Target DNA was pre-screened for pneumococcus by qPCR for the LytA gene as described37. All LytA positive samples (Cq < 35) were regarded as positive for pneumococci and tested for serotypes. Amplification data was analysed with the Applied Biosystems 7500 software, version 2.3 (Foster City, USA) with a manually defined threshold. Negative samples were defined as those with Cq values <35. Furthermore, all LytA negative samples were tested for human GAPDH target to confirm the efficiency of the DNA extraction with all qPCR negative samples being positive for GAPDH.

Statistical analysis

Statistical analysis was performed with STATA Version 11.0 (Statacorp, Texas, USA). All LytA positive samples in which no serotype was identified were omitted in the multiple carriage analysis.
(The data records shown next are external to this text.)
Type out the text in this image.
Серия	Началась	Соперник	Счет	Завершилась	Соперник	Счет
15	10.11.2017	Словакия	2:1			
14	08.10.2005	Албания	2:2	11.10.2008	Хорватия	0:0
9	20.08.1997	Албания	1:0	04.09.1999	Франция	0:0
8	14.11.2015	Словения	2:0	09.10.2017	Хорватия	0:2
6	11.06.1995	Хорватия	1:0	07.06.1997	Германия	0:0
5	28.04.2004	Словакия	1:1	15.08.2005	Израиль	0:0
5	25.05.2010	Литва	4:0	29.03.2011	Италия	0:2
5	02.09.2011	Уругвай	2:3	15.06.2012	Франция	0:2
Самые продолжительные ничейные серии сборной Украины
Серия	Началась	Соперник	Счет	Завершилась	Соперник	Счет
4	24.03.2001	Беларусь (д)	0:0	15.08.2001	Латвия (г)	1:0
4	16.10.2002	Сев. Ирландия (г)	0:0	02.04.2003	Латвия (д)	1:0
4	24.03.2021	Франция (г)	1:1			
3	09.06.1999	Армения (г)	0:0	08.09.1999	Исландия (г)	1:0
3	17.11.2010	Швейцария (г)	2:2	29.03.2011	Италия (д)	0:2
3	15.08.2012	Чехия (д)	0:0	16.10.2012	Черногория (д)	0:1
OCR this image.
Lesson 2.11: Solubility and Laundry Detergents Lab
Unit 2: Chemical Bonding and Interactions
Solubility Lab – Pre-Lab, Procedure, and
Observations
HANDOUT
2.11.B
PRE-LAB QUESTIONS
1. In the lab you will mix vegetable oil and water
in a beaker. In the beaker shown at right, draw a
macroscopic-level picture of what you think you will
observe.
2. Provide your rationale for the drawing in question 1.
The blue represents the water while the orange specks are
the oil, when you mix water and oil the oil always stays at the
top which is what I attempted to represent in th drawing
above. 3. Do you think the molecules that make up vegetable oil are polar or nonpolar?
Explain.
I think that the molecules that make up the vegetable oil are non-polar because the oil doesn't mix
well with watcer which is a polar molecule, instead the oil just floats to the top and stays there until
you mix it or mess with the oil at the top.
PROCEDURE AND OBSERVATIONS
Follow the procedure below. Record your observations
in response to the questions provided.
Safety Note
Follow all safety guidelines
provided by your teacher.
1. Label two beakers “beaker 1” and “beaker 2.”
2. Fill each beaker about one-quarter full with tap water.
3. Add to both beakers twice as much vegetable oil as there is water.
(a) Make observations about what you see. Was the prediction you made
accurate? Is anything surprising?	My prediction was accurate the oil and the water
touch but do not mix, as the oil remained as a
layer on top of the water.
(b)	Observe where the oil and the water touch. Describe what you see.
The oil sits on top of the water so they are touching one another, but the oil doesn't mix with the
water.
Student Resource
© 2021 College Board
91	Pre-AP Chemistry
The sensitivities of the qPCR assay and culture were tested with McNemar’s test and when analysed for concordance, all serogroups were included as serotypes detected by qPCR vs. serotypes identified by culture. In the case of non-typable (NT) pneumococcus, we did not compare findings by culture and qPCR, as the qPCR method was not optimized to test for all pneumococcal serotypes and thus analysis could be misleading as a proportion of the NT detected by qPCR could belong to one of the untested serotypes. For density of carriage, geometric mean densities (GMD) and 95% confidence intervals (95% CI) of pneumococcal mean concentrations were calculated following log10 transformation on the data. Furthermore, the serotype specific propensity of whether a given serotype/serogroup was more likely to be found as a primary or non-primary isolate, was analysed using a two-tail Binomial test, in which the observed proportion of primary to non-primary isolates were compared. Results were considered significant when the p-value was < 0.05.

Ethical consent

Ethical consent for the initial enrolment was obtained from the Medical Human Research Ethics Committee (HREC) of the University of Witwatersrand (HREC: 050705). Approval for further testing of samples was obtained from the HREC (M120972) and all methods were performed in accordance with the relevant guidelines and regulations. Written, informed consent had been obtained from the parents/guardians of all the study participants at the time of initial enrolment.

Data availability

The data that support the findings of this study are available from the corresponding author upon reasonable request.